AIモデルのトレーニングや仮想化、高解像度映像の共同編集といった高負荷用途を想定したデスクトップ型NAS。CPUにはZen 4アーキテクチャを採用する6コア/12スレッドのAMD Ryzen 5 PRO 7645を搭載し、最大ブーストクロックは5.1GHz。標準で16GBのDDR5メモリを備え、4基のメモリスロットにより最大192GBまで拡張できるほか、オプションでECCメモリにも対応する。
ストレージはSATAドライブとU.2 NVMe SSDを組み合わせたハイブリッド構成。「TVS-h877AX」は3.5インチSATAベイ×6とU.2 NVMeベイ×2、「TVS-h1277AX」は3.5インチSATAベイ×8とU.2 NVMeベイ×4、「TVS-h1677AX」は3.5インチSATAベイ×12とU.2 NVMeベイ×4を備える。
U.2 NVMeベイは、「TVS-h877AX」がPCI Express 4.0(x4)、「TVS-h1277AX」「TVS-h1677AX」がPCI Express 4.0(x2)接続に対応。QuTS hero向けQtier機能により、アクセス頻度の高いデータをNVMe SSD、低いデータを大容量HDDへ配置するストレージ階層化にも対応する予定。
ネットワークインターフェースには、10GBASE-T ×2と2.5ギガビットイーサネット×2を標準搭載。さらにPCI Express 4.0拡張スロットを3基備え、25GbEネットワークカードやGPU、ストレージ拡張カードなどを追加できる。
さらに、RoCE対応の25GbE SmartNICを増設することで、NFS over RDMAを利用可能。CPUを介さず、クライアントとNASのメモリ間でデータを直接転送することにより、CPU負荷と転送遅延を低減。AI学習用データの読み込みや仮想マシン、4K映像編集など、大容量データを継続的に扱う用途でローカルNVMe SSDに近い応答性を実現するとしている。
拡張スロットは、PCI Express 4.0(x8)×1とPCI Express 4.0(x4)×2。ただしx4スロットの使用状況により、x8スロットの帯域がx4へ制限される。また、NFS over RDMAを利用するには、同社製「QXG-25G2SF-BCM」などの対応25GbE SmartNICが必要。
OSにはZFSベースのQuTS heroを採用。データの自己修復機能や改ざんを防止するイミュータブルスナップショットに対応し、ランサムウェア対策とデータの整合性を強化する。このほか、仮想マシンやコンテナの実行、バックアップ、災害復旧用途にも対応する。

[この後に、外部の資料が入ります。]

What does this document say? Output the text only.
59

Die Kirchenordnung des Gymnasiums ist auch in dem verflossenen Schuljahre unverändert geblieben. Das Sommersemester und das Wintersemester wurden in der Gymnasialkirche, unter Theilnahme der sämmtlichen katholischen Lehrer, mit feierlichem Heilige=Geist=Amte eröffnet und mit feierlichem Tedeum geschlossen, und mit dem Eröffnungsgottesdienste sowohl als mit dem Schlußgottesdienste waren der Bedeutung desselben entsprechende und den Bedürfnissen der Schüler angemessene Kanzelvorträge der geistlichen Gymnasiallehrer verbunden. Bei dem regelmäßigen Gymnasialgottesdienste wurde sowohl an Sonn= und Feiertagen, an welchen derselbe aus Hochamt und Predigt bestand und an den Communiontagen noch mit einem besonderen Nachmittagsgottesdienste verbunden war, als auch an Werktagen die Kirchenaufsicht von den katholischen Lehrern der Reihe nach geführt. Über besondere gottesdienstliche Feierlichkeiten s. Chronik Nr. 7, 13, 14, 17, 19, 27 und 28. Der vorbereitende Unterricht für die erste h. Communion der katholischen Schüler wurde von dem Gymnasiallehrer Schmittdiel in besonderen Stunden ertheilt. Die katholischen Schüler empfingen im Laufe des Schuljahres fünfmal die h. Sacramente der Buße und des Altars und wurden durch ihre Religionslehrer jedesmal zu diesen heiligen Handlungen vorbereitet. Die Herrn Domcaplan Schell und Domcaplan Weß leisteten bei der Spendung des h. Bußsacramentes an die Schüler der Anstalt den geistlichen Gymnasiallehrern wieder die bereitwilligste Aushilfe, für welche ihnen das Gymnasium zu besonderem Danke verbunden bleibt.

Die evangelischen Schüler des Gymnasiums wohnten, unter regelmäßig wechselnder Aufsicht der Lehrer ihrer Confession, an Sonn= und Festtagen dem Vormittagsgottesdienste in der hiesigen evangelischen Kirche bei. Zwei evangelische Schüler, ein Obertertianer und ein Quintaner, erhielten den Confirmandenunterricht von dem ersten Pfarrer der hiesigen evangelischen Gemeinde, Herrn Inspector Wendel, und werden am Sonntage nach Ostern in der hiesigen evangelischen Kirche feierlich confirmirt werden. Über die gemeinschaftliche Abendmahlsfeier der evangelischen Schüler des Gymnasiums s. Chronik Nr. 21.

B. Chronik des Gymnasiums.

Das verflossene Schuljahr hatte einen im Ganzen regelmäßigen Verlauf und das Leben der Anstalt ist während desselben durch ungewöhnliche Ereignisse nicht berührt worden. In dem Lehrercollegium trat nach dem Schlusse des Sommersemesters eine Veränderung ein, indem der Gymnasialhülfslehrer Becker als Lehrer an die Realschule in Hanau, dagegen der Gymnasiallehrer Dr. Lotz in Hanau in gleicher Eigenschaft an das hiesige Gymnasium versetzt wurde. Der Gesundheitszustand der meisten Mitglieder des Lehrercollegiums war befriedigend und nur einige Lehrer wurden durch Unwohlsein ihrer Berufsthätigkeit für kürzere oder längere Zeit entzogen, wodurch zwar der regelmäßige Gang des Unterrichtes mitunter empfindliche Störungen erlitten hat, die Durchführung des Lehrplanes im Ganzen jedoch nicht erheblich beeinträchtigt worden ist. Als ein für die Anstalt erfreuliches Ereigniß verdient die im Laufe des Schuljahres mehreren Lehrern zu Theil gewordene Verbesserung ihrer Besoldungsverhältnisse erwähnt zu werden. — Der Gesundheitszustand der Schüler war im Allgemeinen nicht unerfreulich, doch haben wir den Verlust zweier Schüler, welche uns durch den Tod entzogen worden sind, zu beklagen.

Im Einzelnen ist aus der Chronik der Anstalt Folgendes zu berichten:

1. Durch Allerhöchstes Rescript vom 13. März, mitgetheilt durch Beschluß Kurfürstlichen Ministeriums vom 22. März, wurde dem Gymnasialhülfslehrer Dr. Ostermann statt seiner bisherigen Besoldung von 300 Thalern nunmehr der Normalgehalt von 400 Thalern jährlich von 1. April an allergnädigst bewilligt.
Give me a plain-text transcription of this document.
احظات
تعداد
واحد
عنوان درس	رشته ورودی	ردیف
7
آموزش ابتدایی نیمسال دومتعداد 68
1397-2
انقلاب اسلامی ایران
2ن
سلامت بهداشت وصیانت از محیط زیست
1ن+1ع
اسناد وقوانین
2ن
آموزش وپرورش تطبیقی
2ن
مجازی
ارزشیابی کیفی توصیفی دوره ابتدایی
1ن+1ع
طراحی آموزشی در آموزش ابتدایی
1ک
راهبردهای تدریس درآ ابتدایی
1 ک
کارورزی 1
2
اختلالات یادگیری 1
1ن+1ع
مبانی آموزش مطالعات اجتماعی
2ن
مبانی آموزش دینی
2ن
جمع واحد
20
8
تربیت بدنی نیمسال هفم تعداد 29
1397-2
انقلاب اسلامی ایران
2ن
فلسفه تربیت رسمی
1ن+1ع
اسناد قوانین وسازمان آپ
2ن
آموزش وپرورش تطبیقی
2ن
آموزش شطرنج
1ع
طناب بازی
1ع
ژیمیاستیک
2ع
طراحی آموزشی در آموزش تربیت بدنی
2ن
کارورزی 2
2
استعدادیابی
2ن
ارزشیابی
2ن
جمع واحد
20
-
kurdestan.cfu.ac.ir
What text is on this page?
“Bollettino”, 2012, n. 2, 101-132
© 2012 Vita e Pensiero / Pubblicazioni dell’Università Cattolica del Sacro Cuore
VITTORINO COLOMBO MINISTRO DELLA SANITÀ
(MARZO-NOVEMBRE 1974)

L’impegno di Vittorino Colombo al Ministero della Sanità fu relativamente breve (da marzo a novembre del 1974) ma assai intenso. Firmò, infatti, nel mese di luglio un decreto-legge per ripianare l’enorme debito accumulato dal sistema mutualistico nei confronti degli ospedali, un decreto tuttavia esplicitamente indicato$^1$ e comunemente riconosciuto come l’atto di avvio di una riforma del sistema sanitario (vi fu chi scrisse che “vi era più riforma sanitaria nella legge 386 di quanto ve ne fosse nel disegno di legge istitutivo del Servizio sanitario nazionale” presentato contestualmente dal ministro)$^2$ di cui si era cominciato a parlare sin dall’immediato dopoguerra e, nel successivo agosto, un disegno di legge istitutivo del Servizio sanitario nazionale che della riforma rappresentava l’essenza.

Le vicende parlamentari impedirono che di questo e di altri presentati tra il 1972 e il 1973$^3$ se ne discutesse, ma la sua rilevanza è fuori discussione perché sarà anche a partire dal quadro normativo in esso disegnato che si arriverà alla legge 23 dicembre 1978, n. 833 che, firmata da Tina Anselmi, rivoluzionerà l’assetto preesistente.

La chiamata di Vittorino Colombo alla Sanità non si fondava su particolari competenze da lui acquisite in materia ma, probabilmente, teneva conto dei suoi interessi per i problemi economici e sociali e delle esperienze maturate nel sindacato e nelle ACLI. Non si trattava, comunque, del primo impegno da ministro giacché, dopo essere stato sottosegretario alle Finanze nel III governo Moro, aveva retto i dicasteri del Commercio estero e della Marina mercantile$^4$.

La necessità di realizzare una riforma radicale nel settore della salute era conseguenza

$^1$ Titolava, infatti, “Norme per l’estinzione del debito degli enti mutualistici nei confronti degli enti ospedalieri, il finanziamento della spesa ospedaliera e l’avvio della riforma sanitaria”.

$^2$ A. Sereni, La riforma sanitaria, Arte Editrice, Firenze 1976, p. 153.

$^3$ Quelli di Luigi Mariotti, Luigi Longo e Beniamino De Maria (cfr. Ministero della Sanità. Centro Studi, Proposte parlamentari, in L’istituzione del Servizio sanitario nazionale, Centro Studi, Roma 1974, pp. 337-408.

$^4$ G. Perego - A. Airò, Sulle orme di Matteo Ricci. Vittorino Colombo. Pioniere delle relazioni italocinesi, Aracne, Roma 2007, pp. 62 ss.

共通インターフェースはUSB 3.2 Gen 2 Type-C ×2、USB 2.0 Type-A ×2、HDMI 1.4b ×1。HDMI出力は最大4,096×2,160ドット/30Hzに対応する。電源ユニットは500Wで、製品保証は5年間。
外形寸法は、「TVS-h877AX」が幅292.9mm、奥行き319.8mm、高さ225mm、「TVS-h1277AX」が幅369.9mm、奥行き319.8mm、高さ225.2mm、「TVS-h1677AX」が幅369.9mm、奥行き319.8mm、高さ294.3mm。